Le roi de Thaïlande a plaidé jeudi pour la «stabilité» du pays, alors que les manifestants se préparaient à poursuivre leur mouvement visant à faire tomber le gouvernement après une trêve précaire à l'occasion du 86e anniversaire du révéré monarque.

Le roi Bhumibol Adulyadej est considéré comme un demi-dieu par nombre de Thaïlandais, et des violences jeudi, jour de son anniversaire, auraient été vues comme un affront. L'approche de l'événement a permis une pause dans les manifestations réclamant depuis un mois le départ de la première ministre Yingluck Shinawatra.

La Thaïlande a été «en paix pendant longtemps parce que tout le monde travaillait ensemble au bénéfice du pays», a commenté jeudi le monarque constitutionnel lors d'un discours télévisé, habituel pour son anniversaire, mais très attendu cette année en raison des tensions.

«Chaque Thaïlandais devrait être conscient de ça et assumer son rôle au bénéfice du pays, c'est-à-dire la stabilité et la sécurité du pays», a-t-il ajouté, sans mentionner spécifiquement les troubles actuels.

Des milliers de Thaïlandais vêtus de jaune - couleur du roi -, certains pleurant, sont descendus dans les rues de Hua Hin pour s'agenouiller devant le cortège royal à l'occasion de cette cérémonie officielle dans la station balnéaire au sud de Bangkok où le souverain réside depuis l'été.

Mais dans la capitale, le calme restait précaire, les manifestants qui veulent remplacer le gouvernement par un «conseil du peuple» non élu ayant promis de reprendre le combat dès vendredi.

«Nous allons continuer», a répété jeudi l'un de leurs meneurs, Satit Wongnongtauy, promettant la «victoire» dans quelques jours. Une victoire qu'ils avaient déjà annoncée pour dimanche dernier.

Ces derniers jours, des affrontements violents ont eu lieu entre la police et les manifestants opposés à Yingluck et à son frère Thaksin, ancien premier ministre renversé par un coup d'État en 2006 et qui reste au coeur de la politique du royaume malgré son exil.

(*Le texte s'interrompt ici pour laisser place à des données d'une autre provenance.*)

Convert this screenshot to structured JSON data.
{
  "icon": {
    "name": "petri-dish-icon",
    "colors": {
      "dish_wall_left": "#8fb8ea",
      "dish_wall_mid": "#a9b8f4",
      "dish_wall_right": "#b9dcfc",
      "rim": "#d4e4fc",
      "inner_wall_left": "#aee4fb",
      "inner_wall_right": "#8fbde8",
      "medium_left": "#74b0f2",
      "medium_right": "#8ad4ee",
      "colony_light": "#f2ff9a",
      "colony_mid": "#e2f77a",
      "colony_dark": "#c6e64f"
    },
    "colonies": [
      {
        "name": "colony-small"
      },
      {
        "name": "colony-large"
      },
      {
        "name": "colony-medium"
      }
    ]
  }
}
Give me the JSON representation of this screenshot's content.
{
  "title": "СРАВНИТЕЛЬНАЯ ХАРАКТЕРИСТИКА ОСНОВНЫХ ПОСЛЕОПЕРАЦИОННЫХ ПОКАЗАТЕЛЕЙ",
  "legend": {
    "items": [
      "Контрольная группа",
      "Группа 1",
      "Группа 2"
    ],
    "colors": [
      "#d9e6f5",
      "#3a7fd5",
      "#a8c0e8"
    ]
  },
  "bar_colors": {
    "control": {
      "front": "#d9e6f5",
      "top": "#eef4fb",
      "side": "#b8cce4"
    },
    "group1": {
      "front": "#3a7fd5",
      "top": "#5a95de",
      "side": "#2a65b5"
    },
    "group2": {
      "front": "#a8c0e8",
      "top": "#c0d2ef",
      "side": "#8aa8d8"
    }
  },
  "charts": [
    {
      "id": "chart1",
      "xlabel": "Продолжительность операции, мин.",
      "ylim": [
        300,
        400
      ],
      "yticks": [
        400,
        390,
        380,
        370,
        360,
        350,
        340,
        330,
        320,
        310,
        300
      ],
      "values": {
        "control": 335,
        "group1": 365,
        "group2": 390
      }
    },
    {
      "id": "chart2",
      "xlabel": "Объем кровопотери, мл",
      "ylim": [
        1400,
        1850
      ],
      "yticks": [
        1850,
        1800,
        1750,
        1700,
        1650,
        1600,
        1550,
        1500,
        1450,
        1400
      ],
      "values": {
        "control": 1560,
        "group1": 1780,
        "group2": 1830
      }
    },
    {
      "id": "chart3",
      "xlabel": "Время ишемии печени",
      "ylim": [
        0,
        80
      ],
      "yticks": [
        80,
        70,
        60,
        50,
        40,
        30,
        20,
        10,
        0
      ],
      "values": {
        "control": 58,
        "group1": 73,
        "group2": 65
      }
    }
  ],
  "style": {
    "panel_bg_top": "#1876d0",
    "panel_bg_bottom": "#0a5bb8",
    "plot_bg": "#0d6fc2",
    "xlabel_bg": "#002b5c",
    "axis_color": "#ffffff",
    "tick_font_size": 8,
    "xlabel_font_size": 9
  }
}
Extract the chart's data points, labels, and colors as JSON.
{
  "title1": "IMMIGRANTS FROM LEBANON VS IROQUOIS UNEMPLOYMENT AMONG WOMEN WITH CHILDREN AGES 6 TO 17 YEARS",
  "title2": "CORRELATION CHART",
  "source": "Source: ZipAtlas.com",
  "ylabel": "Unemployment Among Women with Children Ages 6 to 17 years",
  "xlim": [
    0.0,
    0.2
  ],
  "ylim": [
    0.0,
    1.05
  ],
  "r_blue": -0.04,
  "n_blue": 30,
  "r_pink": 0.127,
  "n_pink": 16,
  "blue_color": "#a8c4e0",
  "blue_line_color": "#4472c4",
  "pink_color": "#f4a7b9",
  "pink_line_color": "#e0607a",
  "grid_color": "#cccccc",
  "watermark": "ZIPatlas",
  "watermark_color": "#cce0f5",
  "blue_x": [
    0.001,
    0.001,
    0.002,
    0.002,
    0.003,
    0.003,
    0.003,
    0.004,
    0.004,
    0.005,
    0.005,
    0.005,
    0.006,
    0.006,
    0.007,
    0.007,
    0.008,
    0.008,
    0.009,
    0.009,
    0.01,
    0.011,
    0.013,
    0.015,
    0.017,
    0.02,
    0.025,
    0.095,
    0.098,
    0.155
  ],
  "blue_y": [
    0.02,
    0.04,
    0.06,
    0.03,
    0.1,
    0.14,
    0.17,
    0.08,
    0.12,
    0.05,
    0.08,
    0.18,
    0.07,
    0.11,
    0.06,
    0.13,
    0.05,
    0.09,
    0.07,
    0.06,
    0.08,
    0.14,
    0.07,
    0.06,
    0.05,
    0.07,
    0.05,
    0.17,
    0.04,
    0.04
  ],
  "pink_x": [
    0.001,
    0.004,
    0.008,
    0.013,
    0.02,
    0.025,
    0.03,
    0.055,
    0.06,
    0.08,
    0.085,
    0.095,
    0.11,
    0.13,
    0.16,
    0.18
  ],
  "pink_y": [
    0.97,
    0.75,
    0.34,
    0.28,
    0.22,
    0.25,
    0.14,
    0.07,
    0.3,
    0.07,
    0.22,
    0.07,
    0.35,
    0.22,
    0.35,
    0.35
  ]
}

Les autorités ont finalement changé de tactique mardi, laissant ces militants entrer brièvement aux sièges du gouvernement et de la police, sans résistance.

«Demain nous manifesterons»

Après un pic à quelque 180 000, le nombre de manifestants a largement diminué, et jeudi, les quelques milliers toujours rassemblés au Monument de la démocratie, lieu symbole de la mobilisation où ils campent depuis un mois, se préparaient à reprendre la lutte.

«Demain (vendredi), nous manifesterons. Nous reviendrons jusqu'à ce que nous obtenions la victoire pour le peuple thaïlandais», a promis Khieu, en regardant la cérémonie d'anniversaire sur écran géant.

La colère des manifestants, alliance de bourgeois conservateurs proches de l'opposition et de groupuscules ultra-royalistes, a été provoquée par un projet de loi d'amnistie qui, selon ses détracteurs, aurait permis le retour de Thaksin, en exil pour échapper à la prison pour malversations financières.

Malgré son rejet par le Sénat, les manifestants, qui accusent Yingluck d'être la marionnette de son frère, n'ont pas désarmé.

Le milliardaire divise le pays entre masses rurales et urbaines défavorisées du Nord et du Nord-Est, qui l'adorent, et les élites de Bangkok qui le haïssent et le voient comme une menace pour la monarchie.

Le roi Bhumibol, plus ancien monarque en exercice dans le monde avec plus de soixante années de règne, est considéré comme une force morale bienveillante dans un pays marqué par une histoire d'instabilité politique.

Par le passé, il était intervenu de façon spectaculaire au milieu de crises politiques. Mais admis en 2009 à l'hôpital qu'il a quitté en août pour rejoindre son palais de Hua Hin, le roi n'a fait que de rares apparitions publiques ces dernières années.

En 2010, il était resté largement silencieux lorsque quelque 100 000 «chemises rouges» fidèles à Thaksin avaient occupé le centre de Bangkok pour réclamer la démission du gouvernement, avant un assaut de l'armée. La crise, la plus grave qu'ait connue la Thaïlande moderne, avait fait quelque 90 morts et 1900 blessés.

Alors que les «rouges» ont mis un terme à leurs manifestations en soutien à Yingluck après des violences samedi entre manifestants pro et anti gouvernement qui avaient fait plusieurs morts dans des circonstances troubles, leur chef Thida Thavornset a annoncé un nouveau grand rassemblement mardi à Ayutthaya, à une heure de la capitale.